Message Brokers are middleware systems designed to facilitate the exchange of messages between different applications or services. They decouple the sender and receiver, allowing them to communicate asynchronously, which is crucial for building scalable and resilient systems.

NOTE

This allows applications to share information with one another, even if they’re written in different programming languages!

Key Concepts

Components

Summary

  • Producer: The application responsible for sending messages. It’s connected with the message broker. In the publish/subscribe pattern, they are called publishers.
  • Consumer: The endpoint that consumes messages waiting in the message broker. In the publish/subscribe pattern, they are called subscribers.
  • Queue/Topic: A storage mechanism in the message broker used to store messages.

Messaging Systems

Message Brokers are integral to Message-driven Architecture, where the communication between components is achieved through asynchronous messaging. They support various communication patterns and ensure reliable message delivery.

Important

  • Message-Driven Architecture: An architectural style where components communicate by sending and receiving messages via a messaging system, allowing for loose coupling and asynchronous interactions.

Topics and Queues

  • Queues: In a queue, each message is processed by a single consumer. This pattern is often used in point-to-point messaging, where a message is directed from one sender to one receiver.
  • Topics: In a topic, each message can be processed by multiple consumers. This pattern is typically used in publish/subscribe messaging, where messages are broadcast to multiple subscribers.

Messaging Patterns

  • Point-to-Point Messaging (Message Queues): Messages are sent to a specific queue and consumed by a single receiver. This ensures that each message is processed only once.

  • Publish/Subscribe Messaging (Message Topics): Messages are published to a topic and can be consumed by multiple subscribers, allowing for broad distribution of information.

Types of Message Brokers

Summary

  • Apache Kafka: An Event Streaming platform (is not a message broker) for high-throughput, low-latency data streaming, supporting both publish-subscribe and point-to-point models.

  • RabbitMQ: An open-source message broker supporting multiple protocols, including AMQP, with various queue types for different needs.

  • Azure Service Bus: A managed enterprise message broker with queues and publish-subscribe topics, offering advanced features like sessions and dead-lettering.

  • Google Cloud Pub/Sub: A real-time messaging service for sending and receiving messages between independent applications, supporting topics and subscriptions.

  • Database Backed Queue: Uses a relational or NoSQL database as a queue.
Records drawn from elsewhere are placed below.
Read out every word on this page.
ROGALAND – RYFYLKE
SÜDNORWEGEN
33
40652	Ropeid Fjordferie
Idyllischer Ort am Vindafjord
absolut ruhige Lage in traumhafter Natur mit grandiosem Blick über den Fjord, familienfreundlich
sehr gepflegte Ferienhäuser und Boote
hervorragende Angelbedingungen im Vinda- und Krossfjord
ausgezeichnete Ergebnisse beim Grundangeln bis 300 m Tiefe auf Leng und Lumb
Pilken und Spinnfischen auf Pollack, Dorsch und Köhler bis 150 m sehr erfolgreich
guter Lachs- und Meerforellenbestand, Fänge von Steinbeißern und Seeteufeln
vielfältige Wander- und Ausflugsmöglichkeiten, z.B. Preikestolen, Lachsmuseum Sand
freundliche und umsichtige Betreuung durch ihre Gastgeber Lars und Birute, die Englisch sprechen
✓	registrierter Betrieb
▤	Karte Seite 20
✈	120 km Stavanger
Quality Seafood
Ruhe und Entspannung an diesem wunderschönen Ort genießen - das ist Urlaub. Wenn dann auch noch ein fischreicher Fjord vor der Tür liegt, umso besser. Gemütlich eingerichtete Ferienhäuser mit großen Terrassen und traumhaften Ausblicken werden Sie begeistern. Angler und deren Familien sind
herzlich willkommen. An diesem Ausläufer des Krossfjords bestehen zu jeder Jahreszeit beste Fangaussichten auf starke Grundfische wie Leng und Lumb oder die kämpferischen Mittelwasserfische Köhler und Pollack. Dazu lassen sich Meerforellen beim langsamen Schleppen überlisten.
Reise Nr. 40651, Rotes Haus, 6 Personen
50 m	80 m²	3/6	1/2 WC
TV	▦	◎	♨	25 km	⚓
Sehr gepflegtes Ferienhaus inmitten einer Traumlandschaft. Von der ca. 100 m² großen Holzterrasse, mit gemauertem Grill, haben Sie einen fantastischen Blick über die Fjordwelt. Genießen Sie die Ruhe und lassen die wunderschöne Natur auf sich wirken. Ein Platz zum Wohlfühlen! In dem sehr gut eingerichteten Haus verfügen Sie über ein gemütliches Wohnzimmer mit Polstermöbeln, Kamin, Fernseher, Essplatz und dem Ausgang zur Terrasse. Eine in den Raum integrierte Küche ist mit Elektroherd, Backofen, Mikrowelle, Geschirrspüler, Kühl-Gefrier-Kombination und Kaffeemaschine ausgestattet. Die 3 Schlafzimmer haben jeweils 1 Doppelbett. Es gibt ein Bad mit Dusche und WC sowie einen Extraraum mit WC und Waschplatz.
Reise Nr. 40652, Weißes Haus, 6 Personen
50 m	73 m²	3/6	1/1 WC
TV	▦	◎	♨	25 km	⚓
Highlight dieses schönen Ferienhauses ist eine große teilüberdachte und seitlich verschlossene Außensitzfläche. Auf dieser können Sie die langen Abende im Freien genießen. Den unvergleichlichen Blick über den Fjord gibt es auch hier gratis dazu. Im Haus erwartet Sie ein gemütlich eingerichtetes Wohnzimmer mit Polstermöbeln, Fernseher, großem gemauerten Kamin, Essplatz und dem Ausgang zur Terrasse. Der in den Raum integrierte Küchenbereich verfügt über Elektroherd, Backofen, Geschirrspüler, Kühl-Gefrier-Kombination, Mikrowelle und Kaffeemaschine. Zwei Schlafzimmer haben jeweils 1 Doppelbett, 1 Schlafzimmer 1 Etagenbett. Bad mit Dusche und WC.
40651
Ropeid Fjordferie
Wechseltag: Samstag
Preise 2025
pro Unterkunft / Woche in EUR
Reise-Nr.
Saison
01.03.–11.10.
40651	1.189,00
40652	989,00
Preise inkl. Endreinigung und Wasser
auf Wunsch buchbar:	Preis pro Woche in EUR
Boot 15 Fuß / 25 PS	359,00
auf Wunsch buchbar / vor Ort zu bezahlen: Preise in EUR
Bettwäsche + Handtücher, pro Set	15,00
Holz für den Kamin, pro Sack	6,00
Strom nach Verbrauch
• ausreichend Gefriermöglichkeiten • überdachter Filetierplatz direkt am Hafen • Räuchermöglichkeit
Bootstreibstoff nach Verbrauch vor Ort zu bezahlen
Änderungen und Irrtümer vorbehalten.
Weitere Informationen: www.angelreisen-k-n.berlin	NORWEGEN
Suitable for applications that already use a database and need a simple queueing mechanism.

  • Redis: An in-memory data structure store that can be used as a message broker with support for publish-subscribe and list-based queues, offering high performance and low latency.

  • Amazon MQ: A managed message broker service for Apache ActiveMQ and RabbitMQ that supports both pub/sub and point-to-point messaging patterns.

  • AWS SQS, AWS SNS: A fully managed service that decouples and scales microservices, distributed systems, and serverless applications.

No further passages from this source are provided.